See the African country where Christianity does not exist, and no single church can be found

See the African country where Christianity doesn\\’t exist, and no single church are often found

In Somalia, there are thought to be no quite thousand Christians among an 8 million-strong resident population, with perhaps a couple of thousand more within the diaspora. The Islamist Shabab militia, which controls most of South Somalia, is devoted to chasing down these remaining Christians and eliminating each.

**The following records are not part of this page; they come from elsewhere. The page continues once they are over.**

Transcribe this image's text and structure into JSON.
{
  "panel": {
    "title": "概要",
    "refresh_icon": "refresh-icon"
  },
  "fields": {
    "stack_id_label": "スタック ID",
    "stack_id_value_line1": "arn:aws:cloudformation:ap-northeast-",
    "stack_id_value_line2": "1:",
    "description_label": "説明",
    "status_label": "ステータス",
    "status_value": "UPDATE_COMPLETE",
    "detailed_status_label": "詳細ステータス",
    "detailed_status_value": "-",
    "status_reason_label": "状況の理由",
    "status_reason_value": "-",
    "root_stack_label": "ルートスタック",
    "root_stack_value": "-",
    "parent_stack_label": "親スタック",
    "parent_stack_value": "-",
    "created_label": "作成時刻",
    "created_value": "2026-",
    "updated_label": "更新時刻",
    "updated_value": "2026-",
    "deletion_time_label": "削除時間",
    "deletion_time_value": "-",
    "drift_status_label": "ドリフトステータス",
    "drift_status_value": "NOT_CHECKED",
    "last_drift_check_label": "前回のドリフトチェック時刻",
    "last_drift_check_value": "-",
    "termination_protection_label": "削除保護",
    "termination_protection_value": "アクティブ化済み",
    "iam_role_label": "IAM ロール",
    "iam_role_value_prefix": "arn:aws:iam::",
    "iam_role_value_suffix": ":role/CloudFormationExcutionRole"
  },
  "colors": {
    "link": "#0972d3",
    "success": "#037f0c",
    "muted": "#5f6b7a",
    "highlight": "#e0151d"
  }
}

On Fridays, Christian men attend mosques, so as to not fire up suspicion. The Bibles are kept secretly . there\\’s no public assembly, including a church. Catholic churches and cemeteries were torn down. The last nuns were chased call at 2007, within the smashed capital, Mogadishu. An elderly nun working during a hospital was murdered there the year before. the sole Christian believers left are local Somalis.

Catching and killing these Christians is beneficial propaganda for the Shabab, not least because they indoctrinate their young fighters and suicide bombers within the belief that America, Britain, Italy, the Vatican, along side Ethiopia and Kenya, are all “crusaders” trying to convert Somalis to Christianity. The UN nefariously lurks behind them. in fact Israel is additionally doing its part to undermine Islam.

Sheik Sharif Ahmed\\’s shaky transitional government, whose writ runs weakly across the territory that the Shabab isn\\’t yet running, is unlikely to talk up for any of its citizens caught with a Bible. Although he professes moderation, he promotes a version of shariah whereby every Somali citizen is born a Muslim and whoever converts to a different religion is guilty of apostasy, punishable by death.

Several Somalis are murdered monthly for being Christian. Sometimes that\\’s just a label that the jihadists stick with people they think working for the intelligence of Ethiopia. But many are just believers. within the previous couple of months a minimum of 13 members of underground churches are killed, consistent with Somali sources and Christian groups monitoring Somalia from abroad. Most were Mennonites, evangelized in southern Somalia by the missionaries on the Juba River.